INTERNET: Weibo Seeks More Relevance with Expanded Messages

Bottom line: Weibo’s elimination of the 140-character length limit for posts looks like a good strategic decision, as it consolidates its position as an alternative news source to traditional state-owned media.

Weibo lifts length limit for posts

Social networking (SNS) leader Weibo (Nasdaq: WB) is taking a radical new step and dropping the rule that strictly limits the length of microblog posts, in its bid to remain relevant and avoid being marginalized by dominant rival WeChat. The move is quite bold on the one hand, but also probably long overdue, in a world where people have many SNS options that provide more flexibility in the kinds of information and messages they share online.

The decision looks broadly positive for Weibo, which has evolved into an informal news source for many of its 200 million users. The company operates a service nearly identical to American SNS pioneer Twitter (NYSE: TWTR), and rapidly rose to become the clear leader in the space after Twitter itself was blocked in China in 2009.

But since then the company’s growth has slowed somewhat, though it appears to be regaining some momentum in the 2 years since forming a major strategic tie-up with e-commerce leader Alibaba (NYSE: BABA). Over that period, Weibo has seen other rivals like NetEase (Nasdaq: NTES) close their rival microblogging services, leaving it as the only real player using the format that allows subscribers to follow each other.

According to the latest reports, Weibo has confirmed that it will start testing a new system that lets users post much longer messages than the current limit that caps such posts at a 140 Chinese characters. (English article; Chinese article) A small number of VIP customers will be able to do the longer posts in a trial starting January 28, and the system will be open to the remaining 200 million users a month later.

The new system won’t eliminate the limit altogether, but instead will raise it more than 10-fold to 2,000 characters. Users of Weibo will still only see up to 140 characters in messages posted to their feeds of accounts they follow. But when they click on an individual post in their feed they will be able to see the longer messages. The move comes as the original Twitter reportedly gets set to make a similar change later this year, according to other media reports.

News Alternative

The idea behind these expanded messages is relatively simple. In a country like China where the traditional media are tightly controlled and frequently distrusted, Weibo and other similar services have emerged as an alternative news source for many people. Such news often comes from many unofficial sources that aren’t subject to the same kinds of self-censorship requirements that Beijing imposes on traditional media.
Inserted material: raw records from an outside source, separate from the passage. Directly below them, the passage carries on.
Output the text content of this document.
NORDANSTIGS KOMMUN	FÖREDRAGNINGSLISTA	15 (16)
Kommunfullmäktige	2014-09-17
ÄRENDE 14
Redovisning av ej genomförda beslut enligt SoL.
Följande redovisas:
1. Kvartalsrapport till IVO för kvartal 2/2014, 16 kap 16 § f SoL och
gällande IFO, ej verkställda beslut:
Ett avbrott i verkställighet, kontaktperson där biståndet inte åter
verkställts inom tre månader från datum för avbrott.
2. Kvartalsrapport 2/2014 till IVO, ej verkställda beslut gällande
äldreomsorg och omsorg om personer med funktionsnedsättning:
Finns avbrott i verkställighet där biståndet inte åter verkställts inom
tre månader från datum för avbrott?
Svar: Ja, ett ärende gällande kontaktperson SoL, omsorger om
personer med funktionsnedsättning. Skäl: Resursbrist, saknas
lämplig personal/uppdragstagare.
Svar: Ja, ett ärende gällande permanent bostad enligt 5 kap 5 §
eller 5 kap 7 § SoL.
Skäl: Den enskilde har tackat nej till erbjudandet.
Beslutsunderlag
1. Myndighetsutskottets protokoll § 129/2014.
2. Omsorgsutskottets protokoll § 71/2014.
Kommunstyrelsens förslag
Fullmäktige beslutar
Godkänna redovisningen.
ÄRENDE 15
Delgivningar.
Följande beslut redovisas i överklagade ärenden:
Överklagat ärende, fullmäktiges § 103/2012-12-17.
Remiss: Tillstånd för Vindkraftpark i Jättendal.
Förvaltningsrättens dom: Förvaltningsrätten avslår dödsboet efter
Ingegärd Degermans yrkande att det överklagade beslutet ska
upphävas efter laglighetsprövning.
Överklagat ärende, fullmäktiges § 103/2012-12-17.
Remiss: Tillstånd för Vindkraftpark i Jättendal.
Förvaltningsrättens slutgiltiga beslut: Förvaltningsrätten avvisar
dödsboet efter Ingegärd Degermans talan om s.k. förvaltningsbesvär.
The original idea behind Twitter’s and later Weibo’s limits on message length was to force people to be brief. But with so many people now getting their news on the service, allowing the longer messages should theoretically let people read entire stories with more details and analysis, negating the need to click on a link and go to another site if they want to get more complete information.

The move comes as Weibo seems to be regaining some of its momentum that was fading when it made its New York IPO in 2014. The company’s revenue grew nearly 50 percent in its latest reporting quarter, and it recently moved solidly into the profit column after losing money in its early years. Equally important, Weibo’s subscriber base has been growing steadily in the 30-40 percent range in the last 2 years, indicating that users still find the service relevant.

Investors weren’t too excited by the scrapping of the character limit, bidding down Weibo’s stock by 2.4 percent in the latest session amid a broader sell-off on Wall Street. The stock has lost 20 percent of its value since Christmas amid a broader China sell-off, and at its latest close of $15.61 now trades below its IPO price $17. This latest move, combined with other recent trends, make the stock look like a solid long-term buy, though its current high multiple and uncertainty in China’s stock markets could limit the upside for now.